I'd really like to see a DCVS with better signing support and with some form of access control (on the remote), so every change can be traced back to the author, and so that some parts of a repo can only be modified by specific authors. Git hooks (on the remote) can sort of achieve the latter, but it's a bit of a pain.



> A patch-style system (like Pijul) probably makes this easier: if everything is a patch, every patch can be signed atomically.

In Pijul, patch authors are public keys and patches are signed by default. The link with an author's identity is done outside of the patches to allow for changes in name or email address.


I don't see why the git way is problematic. It means someone is verifiably taking responsibility for all changes. That applies to conflicts and reading as much as normal commits.

Edit: I'm not saying there's not a better way, just that I don't understand the problem with git.


Two issues:

1. You could retroactively sign something with an expired key and rewrite history

2. The one doing the conflict resolution signs the whole merge commit, but didn't author the stuff they're signing.

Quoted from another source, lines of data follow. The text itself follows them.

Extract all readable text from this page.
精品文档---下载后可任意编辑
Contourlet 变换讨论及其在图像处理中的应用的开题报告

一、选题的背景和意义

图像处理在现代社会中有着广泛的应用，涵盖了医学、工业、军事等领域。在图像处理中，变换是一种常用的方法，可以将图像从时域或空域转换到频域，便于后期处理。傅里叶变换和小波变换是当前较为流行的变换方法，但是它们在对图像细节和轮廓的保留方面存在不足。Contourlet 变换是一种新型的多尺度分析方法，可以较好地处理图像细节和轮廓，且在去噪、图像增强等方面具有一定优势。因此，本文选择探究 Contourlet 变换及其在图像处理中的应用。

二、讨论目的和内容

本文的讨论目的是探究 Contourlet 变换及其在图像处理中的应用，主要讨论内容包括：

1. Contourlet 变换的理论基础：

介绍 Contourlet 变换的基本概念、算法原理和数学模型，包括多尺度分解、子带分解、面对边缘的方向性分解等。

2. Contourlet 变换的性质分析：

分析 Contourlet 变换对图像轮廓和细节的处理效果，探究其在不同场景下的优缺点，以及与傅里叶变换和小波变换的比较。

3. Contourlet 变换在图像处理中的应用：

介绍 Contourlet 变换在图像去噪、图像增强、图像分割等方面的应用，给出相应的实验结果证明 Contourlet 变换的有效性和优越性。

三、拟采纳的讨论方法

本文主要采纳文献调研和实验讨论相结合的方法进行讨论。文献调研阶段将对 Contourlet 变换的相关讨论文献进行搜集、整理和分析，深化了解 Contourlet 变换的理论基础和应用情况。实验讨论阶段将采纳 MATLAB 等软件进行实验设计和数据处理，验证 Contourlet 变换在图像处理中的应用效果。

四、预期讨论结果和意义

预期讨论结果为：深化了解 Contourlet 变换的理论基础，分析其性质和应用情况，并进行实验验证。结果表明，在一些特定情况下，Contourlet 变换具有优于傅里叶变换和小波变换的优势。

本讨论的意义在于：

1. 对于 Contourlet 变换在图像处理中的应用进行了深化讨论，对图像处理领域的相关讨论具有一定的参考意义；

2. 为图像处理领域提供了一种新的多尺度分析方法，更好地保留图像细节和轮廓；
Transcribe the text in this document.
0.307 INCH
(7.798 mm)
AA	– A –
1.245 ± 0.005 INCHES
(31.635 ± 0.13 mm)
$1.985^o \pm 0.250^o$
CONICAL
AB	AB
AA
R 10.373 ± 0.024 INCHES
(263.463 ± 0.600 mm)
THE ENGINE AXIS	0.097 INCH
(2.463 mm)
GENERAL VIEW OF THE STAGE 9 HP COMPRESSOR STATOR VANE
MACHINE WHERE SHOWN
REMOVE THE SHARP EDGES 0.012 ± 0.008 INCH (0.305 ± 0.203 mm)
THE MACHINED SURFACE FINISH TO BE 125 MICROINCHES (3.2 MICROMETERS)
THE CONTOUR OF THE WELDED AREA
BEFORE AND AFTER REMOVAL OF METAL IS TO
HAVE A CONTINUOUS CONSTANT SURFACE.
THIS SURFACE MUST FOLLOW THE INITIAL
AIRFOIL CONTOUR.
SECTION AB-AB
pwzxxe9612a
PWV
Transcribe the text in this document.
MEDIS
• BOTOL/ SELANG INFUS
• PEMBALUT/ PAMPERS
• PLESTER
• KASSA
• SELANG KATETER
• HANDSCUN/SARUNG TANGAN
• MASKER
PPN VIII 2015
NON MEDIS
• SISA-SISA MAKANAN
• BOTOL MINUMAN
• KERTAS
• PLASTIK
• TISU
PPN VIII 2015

1. I accept there's a requirement for a second level of verification on the signature, but I can't see how that's avoided in any scenario (that is, the signing is orthogonal to the verification).

2. That's the point though. The person doing the commit takes responsibility. The individual commits are still there before the merge (including signatures), so there's no loss of responsibility or credit before the merge.


If there's a "the remote", it's not a DVCS, and you can rely on ssh or whatever.